A wide range of studies have shown that carbon nanotubes (CNTs) either single-walled (SWCNTs) or multi-walled (MWCNTs) are among the most promising alternatives for traditional flame retardants to be used in different polymers, such as, PP, PE, PLA, lignocellulose, epoxy resin.84-88 These studies have demonstrated that adding a small amount of well-dispersed CNTs (<5 wt%) to polymer composites can significantly improve the fire behavior due to their fascinating chemical and physical properties.
CNTs have a highly elongated structure with a large aspect ratio. Their specific geometry enables them to create a strong protective network in the condensed phase to protect the underlying polymer from heat. This behavior could result in suppression of heat release rate (pHRR reduction in cone calorimetry) and weight loss rate during the combustion.85, 90 Moreover, low flame spread rate, smoke-suppression, and anti-dripping properties have been reported while incorporating CNTs in different polymers.
Improvement in fire retardancy of polymer composites is strongly dependent on uniform dispersion of CNTs and their interactions with the polymer matrix.84, 89 There are different surface modification methods and fabrication techniques, supporting CNTs homogenous distribution in polymers. Moreover, hybridization of CNTs with inorganic compounds or covalently bonded organic flame retardants has been investigated to improve their thermal stability. It is worth noting that polymers with aromatic rings in their structures, such as, polycarbonates are known to have a good interfacial adhesion with CNTs.
Chemical treatment of CNTs with concentrated sulfuric acid and nitric acid has proven to be successful when incorporated in different polymers, such as, polylactic acid or lignocellulose.86, 89 It was found that the incorporation of 2 wt% of acid-treated MWCNTs to lignocellulose/chitosan composites (LC/GC/MWCNT) can decrease the total heat release and the total smoke production by 10.7% and 45.5% compared with those of virgin polymer during cone calorimetry test. LC/GC/MWCNT composite also exhibited higher LOI values compared to neat polymers. Moreover, Yang et al showed that addition of 1 wt% acid-treated CNTs to PLA/calcium magnesium phytate composite promoted a significant reduction in peak heat release rate up to 35% and a char residue of 18.4%.

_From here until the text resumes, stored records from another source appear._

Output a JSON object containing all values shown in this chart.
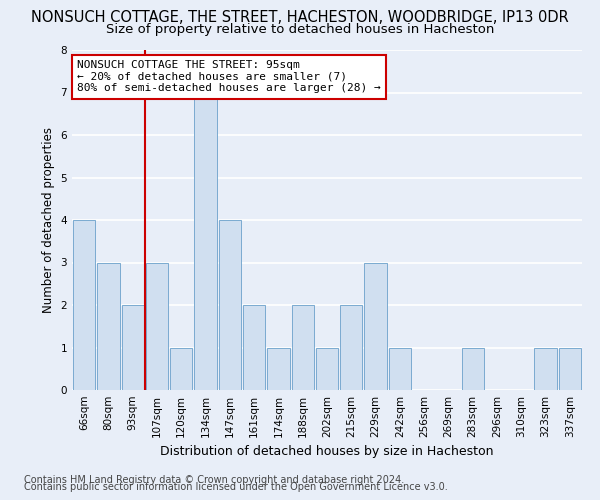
{
  "title": "NONSUCH COTTAGE, THE STREET, HACHESTON, WOODBRIDGE, IP13 0DR",
  "subtitle": "Size of property relative to detached houses in Hacheston",
  "xlabel": "Distribution of detached houses by size in Hacheston",
  "ylabel": "Number of detached properties",
  "categories": [
    "66sqm",
    "80sqm",
    "93sqm",
    "107sqm",
    "120sqm",
    "134sqm",
    "147sqm",
    "161sqm",
    "174sqm",
    "188sqm",
    "202sqm",
    "215sqm",
    "229sqm",
    "242sqm",
    "256sqm",
    "269sqm",
    "283sqm",
    "296sqm",
    "310sqm",
    "323sqm",
    "337sqm"
  ],
  "values": [
    4,
    3,
    2,
    3,
    1,
    7,
    4,
    2,
    1,
    2,
    1,
    2,
    3,
    1,
    0,
    0,
    1,
    0,
    0,
    1,
    1
  ],
  "bar_color": "#d0dff0",
  "bar_edge_color": "#7aaad0",
  "vline_color": "#cc0000",
  "vline_x": 2.5,
  "annotation_text": "NONSUCH COTTAGE THE STREET: 95sqm\n← 20% of detached houses are smaller (7)\n80% of semi-detached houses are larger (28) →",
  "annotation_box_facecolor": "white",
  "annotation_box_edgecolor": "#cc0000",
  "ylim": [
    0,
    8
  ],
  "yticks": [
    0,
    1,
    2,
    3,
    4,
    5,
    6,
    7,
    8
  ],
  "background_color": "#e8eef8",
  "plot_bg_color": "#e8eef8",
  "grid_color": "white",
  "footer_line1": "Contains HM Land Registry data © Crown copyright and database right 2024.",
  "footer_line2": "Contains public sector information licensed under the Open Government Licence v3.0.",
  "title_fontsize": 10.5,
  "subtitle_fontsize": 9.5,
  "xlabel_fontsize": 9,
  "ylabel_fontsize": 8.5,
  "tick_fontsize": 7.5,
  "annotation_fontsize": 8,
  "footer_fontsize": 7
}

There are some studies that introduce melt-blending preparation methods without any primary treatments or modifications. Kashiwagi et al has reported a significant reduction in pHRR of polypropylene (PP) by addition of 1 vol% MWCNTs. PP/MWCNTs composites were prepared using direct melt blending without any primary modifications or additional additives.85 Rahatekar et al demonstrated the flame retardancy effect of MWCNTs in epoxy resin through uniform dispersion of nanofillers via high shear mixing.88 Almost 50% reduction in mass loss rate (MLR) was observed for Epoxy/MWCNTs composites compared with neat epoxy, using the gasification apparatus.88 In another work, Kashiwagi et al has investigated the importance of uniform dispersion of CNTs in PMMA matrix in fire performance of the resulting composite.92 SWCNTs were added to PMMA and dimethylformamide (DMF) suspension and permitted to disperse by bath sonication for 24 h. Uniform dispersion of SACNTs were controlled by their concentration in DMF. Cone calorimetric test results showed a significant reduction in pHRR for samples with 0.5 wt% uniformly dispersed SWCNTs in PMMA. On the other hand, PMMA containing 0.5 wt% poorly dispersed SWCNTs proved to have similar fire performance as the virgin PMMA.